A DOJ spokesperson did not immediately respond to questions about what the monitoring will entail.
Why Fresno?
The move has drawn criticism from California leaders, including Gov. Gavin Newsom and Attorney General Rob Bonta.
California plans to use its own monitors to observe the federal monitors.
“They’re not going to be allowed to interfere in ways that the law prohibits,” Bonta said Monday, as reported by Politico. “We cannot be naive. The Republican Party asked for the U.S. DOJ to come in.”
California GOP Chair Corrin Rankin requested the election monitors, the party said in an post on X.
Rankin told GV Wire that election observers are routine.
“DOJ sent monitors to Alameda, Napa, and Siskiyou Counties in 2016 under President Obama, and to Los Angeles and Sonoma Counties in 2022 under President Biden. We’ve asked for federal monitors in Fresno and other counties because this is about transparency and accountability, not politics.”
Rankin detailed concerns about Fresno in an Oct. 20 letter to Dhillon.
“In Fresno County in 2022, the county closed the ballot-cure deadline after telling some voters it would be open later, providing a moving target that sapped confidence in the fairness of the election,” Rankin wrote.
Fresno County Clerk/Registrar of Voters James Kus explained the confusion. He said he had set a deadline for voters to fix or “cure” ballots that had issues with signatures. State law allows voters to correct issues such as a missing or mismatched signature.
“We did try to extend that deadline to the very last moment, using basically a floating deadline situation.

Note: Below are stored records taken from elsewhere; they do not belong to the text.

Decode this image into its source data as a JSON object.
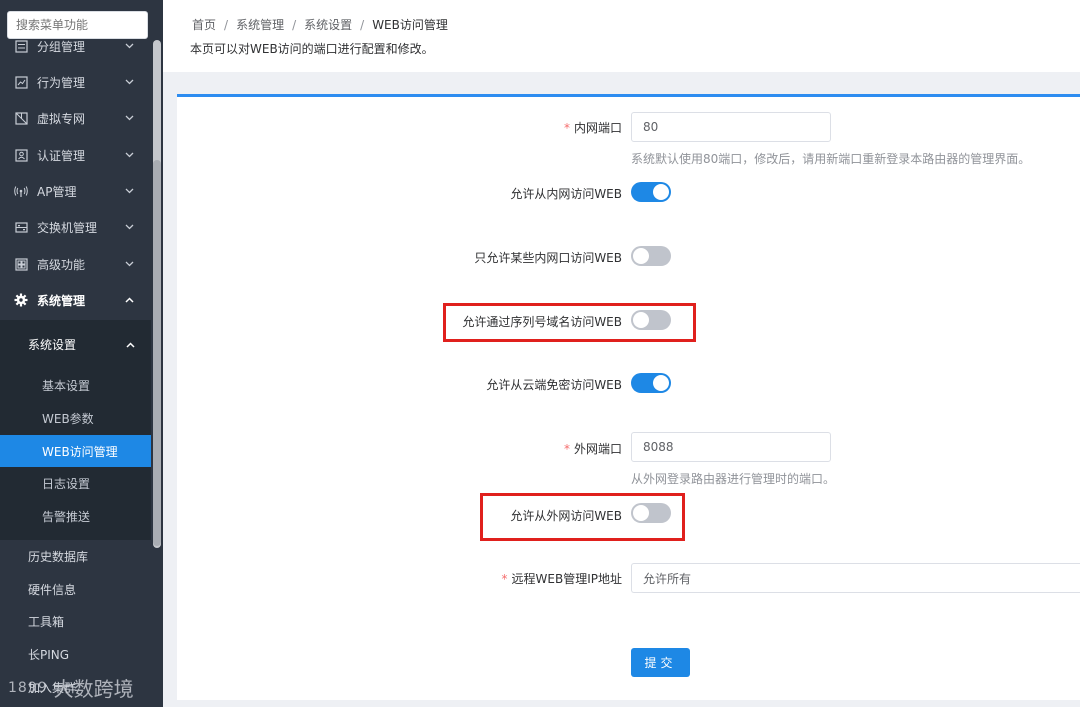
{
  "search": {
    "placeholder": "搜索菜单功能"
  },
  "sidebar": {
    "items": [
      {
        "label": "分组管理",
        "icon": "group-icon"
      },
      {
        "label": "行为管理",
        "icon": "behavior-icon"
      },
      {
        "label": "虚拟专网",
        "icon": "vpn-icon"
      },
      {
        "label": "认证管理",
        "icon": "auth-icon"
      },
      {
        "label": "AP管理",
        "icon": "ap-icon"
      },
      {
        "label": "交换机管理",
        "icon": "switch-icon"
      },
      {
        "label": "高级功能",
        "icon": "advanced-icon"
      },
      {
        "label": "系统管理",
        "icon": "gear-icon"
      }
    ],
    "submenu_title": "系统设置",
    "submenu": [
      "基本设置",
      "WEB参数",
      "WEB访问管理",
      "日志设置",
      "告警推送"
    ],
    "active_item": "WEB访问管理",
    "extra": [
      "历史数据库",
      "硬件信息",
      "工具箱",
      "长PING",
      "加入集群"
    ]
  },
  "watermark": {
    "logo": "1899",
    "text": "大数跨境"
  },
  "header": {
    "breadcrumb": [
      "首页",
      "系统管理",
      "系统设置",
      "WEB访问管理"
    ],
    "separator": "/",
    "description": "本页可以对WEB访问的端口进行配置和修改。"
  },
  "form": {
    "lan_port": {
      "label": "内网端口",
      "value": "80",
      "hint": "系统默认使用80端口，修改后，请用新端口重新登录本路由器的管理界面。"
    },
    "allow_lan_web": {
      "label": "允许从内网访问WEB",
      "on": true
    },
    "allow_some_lan": {
      "label": "只允许某些内网口访问WEB",
      "on": false
    },
    "allow_serial_domain": {
      "label": "允许通过序列号域名访问WEB",
      "on": false
    },
    "allow_cloud": {
      "label": "允许从云端免密访问WEB",
      "on": true
    },
    "wan_port": {
      "label": "外网端口",
      "value": "8088",
      "hint": "从外网登录路由器进行管理时的端口。"
    },
    "allow_wan_web": {
      "label": "允许从外网访问WEB",
      "on": false
    },
    "remote_ip": {
      "label": "远程WEB管理IP地址",
      "value": "允许所有"
    },
    "submit_label": "提交"
  },
  "colors": {
    "accent": "#1e88e5",
    "highlight": "#e0201d",
    "sidebar_bg": "#2d3541",
    "required": "#f56c6c"
  }
}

It was the first election where we didn’t set a hard deadline, and that created some confusion. I acknowledged it at the time, and we changed our process back to a set deadline,” Kus said.
Kus said state law has changed since then to establish a hard deadline.
Rankin also requested monitoring in Kern, Riverside, Orange and Los Angeles counties.
Monitors Are Allowed
Kus said he welcomes all observers in for elections.
“It is common for us to have local, state, federal and sometimes international observers watching how we administer elections that are accessible, accurate, secure and transparent,” Kus said.
Mike Karbassi, the Fresno city council president challenging Kus in 2026 for the clerk job, also has no issues with monitors.
“Anyone that wants to monitor an election, whether it’s a DOJ, whether it is the Attorney General, whether is the city of Fresno — as long as they don’t interfere with elections, they have every right to do that. I’ll put it this way, I’m not surprised they’ve chosen Fresno County,” Karbassi said.
State law enshrines the right of observers, both at polling places and ballot counting locations. There are laws against voter intimidation as well.
Secretary of State Shirley Weber sent a list of dos and don’ts to county clerks on Sept. 23.
Norberto Gonzalez, state director for voting advocate group Poder Latinx, also welcomed the move.
“In the past, DOJ has sent individuals. Our elections will be monitored. Any individual here in California can actually go into an elections office and observe the vote. So go for it,” Gonzalez said.